Through the activities of LASTPAC, Citizens Against PACs and the citizens' lobby Common Cause, PAC is becoming a dirty word and a campaign cudgel. Pressured by PAC-shunning opponents and an anti-PAC crusade by the Boston Globe, the leading contenders in this year's Massachusetts Senate race—Democrats James Shannon and John Kerry and Republican Elliott Richardson—are refusing PAC support. Complains Shannon: "We keep hearing how quiet this race is. Well, without PAC money no one can afford to be on television or in the newspapers."

Candidates who elect to run PAC-less campaigns, however, are still in a decided minority. Only two members of the Senate and eight Congressmen decline to accept PAC contributions.* No wonder: unless a candidate is personally wealthy or politically invulnerable, the highroad can be a short cut to defeat. Democratic Congressman Tom Harkin of Iowa, for example, takes PAC money even though he has voted repeatedly to limit PAC influence. Says a Harkin aide: "To refuse PAC money would be to lay down your sword when you know your opponent has a gun."

To make money less of a weapon, Activist Stern is lobbying to include the offices of Congressman and Senator in the legislation that this year will provide $130 million in tax revenue for presidential candidates. Several bills now before Congress provide for public financing. But there is a practical roadblock on Capitol Hill: incumbents, who receive 77% more in PAC donations than challengers, have no desire to vote away their built-in advantage.

PAC opponents are confident that they will succeed eventually. "The confrontations over the PAC issue are going to get worse, not better," predicts Fred Wertheimer, president of Common Cause. "We all have the same goal: to get rid of a rotten system that simply has to be changed."

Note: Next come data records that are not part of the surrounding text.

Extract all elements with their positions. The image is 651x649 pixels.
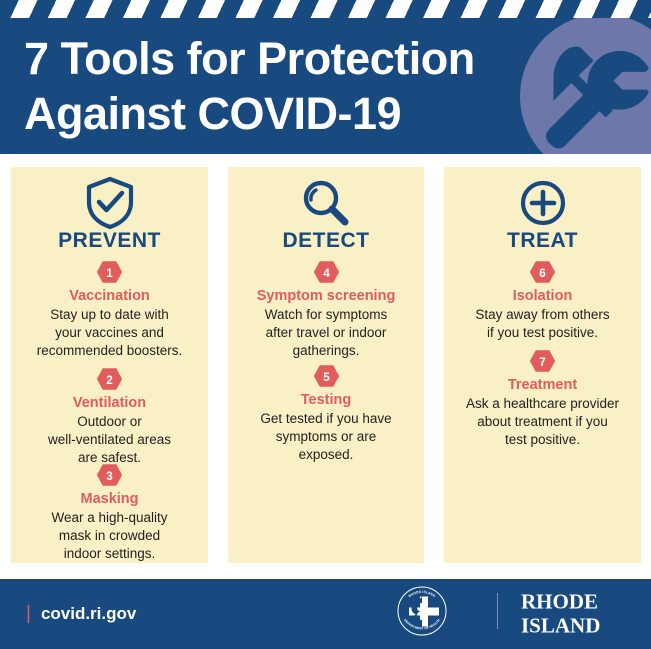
- svg-text:1: 1: [106, 267, 113, 280]
- svg-text:6: 6: [539, 267, 546, 280]
- svg-text:7: 7: [539, 356, 546, 369]
- svg-text:2: 2: [106, 374, 113, 387]
- svg-text:5: 5: [323, 371, 330, 384]
- svg-text:4: 4: [323, 267, 330, 280]
- svg-text:3: 3: [106, 470, 113, 483]
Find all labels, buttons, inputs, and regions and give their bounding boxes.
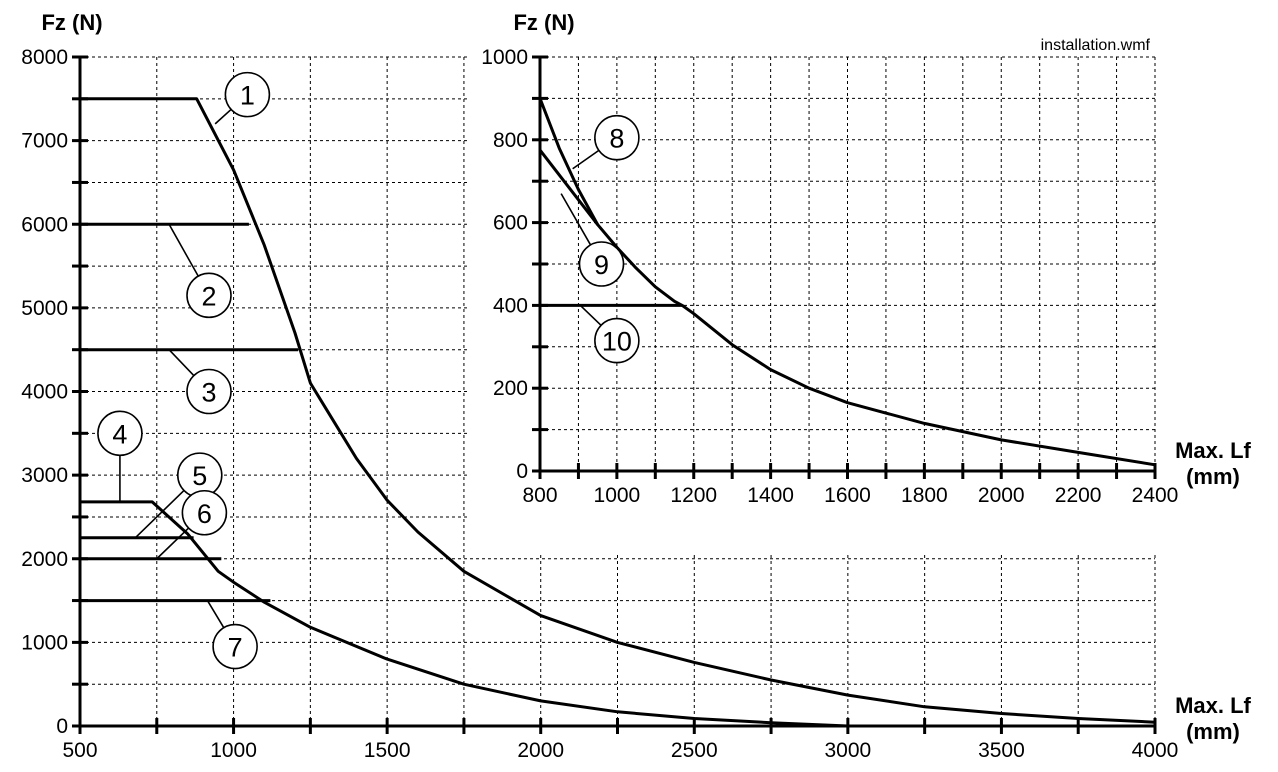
- main-callout-circle-1: [224, 71, 271, 118]
- inset-callout-label-8: 8: [609, 124, 624, 154]
- main-callout-label-4: 4: [112, 419, 127, 449]
- inset-x-tick-label: 1800: [901, 484, 948, 507]
- main-callout-circle-6: [181, 489, 228, 536]
- main-callout-label-1: 1: [240, 81, 255, 111]
- main-callout-label-2: 2: [201, 281, 216, 311]
- inset-x-tick-label: 1000: [594, 484, 641, 507]
- main-callout-leader-2: [168, 223, 199, 277]
- inset-y-tick-label: 0: [516, 460, 528, 483]
- main-x-tick-label: 1000: [210, 739, 257, 762]
- inset-x-tick-label: 800: [522, 484, 557, 507]
- inset-x-tick-label: 1200: [670, 484, 717, 507]
- main-x-tick-label: 1500: [364, 739, 411, 762]
- inset-curve-9: [538, 149, 599, 226]
- main-x-tick-label: 2500: [671, 739, 718, 762]
- main-y-tick-label: 8000: [21, 46, 68, 69]
- main-callout-label-7: 7: [228, 633, 243, 663]
- main-callout-label-5: 5: [192, 461, 207, 491]
- main-x-tick-label: 3000: [824, 739, 871, 762]
- main-callout-circle-3: [186, 368, 232, 415]
- main-y-tick-label: 4000: [21, 381, 68, 404]
- main-curve-1: [80, 97, 1156, 724]
- main-y-tick-label: 6000: [21, 213, 68, 236]
- main-y-tick-label: 3000: [21, 464, 68, 487]
- inset-y-tick-label: 1000: [481, 46, 528, 69]
- inset-callout-leader-10: [579, 304, 602, 326]
- main-y-tick-label: 1000: [21, 631, 68, 654]
- inset-x-tick-label: 2400: [1132, 484, 1179, 507]
- inset-x-tick-label: 1600: [824, 484, 871, 507]
- inset-callout-leader-9: [560, 193, 592, 246]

—By Susan Tifft. Reported by Hays Corey/Washington and Richard Homik/Boston

*Democratic Senators David Boren of Oklahoma and William Proxmire of Wisconsin; Democratic Congressmen Anthony Beilenson of California, Andrew Jacobs Jr. of Indiana and William Natcher of Kentucky; Republican Congressmen Bill Archer of Texas, William Goodling of Pennsylvania, Willis Gradison Jr. of Ohio, Jim Leach of Iowa and Ralph Regula of Ohio.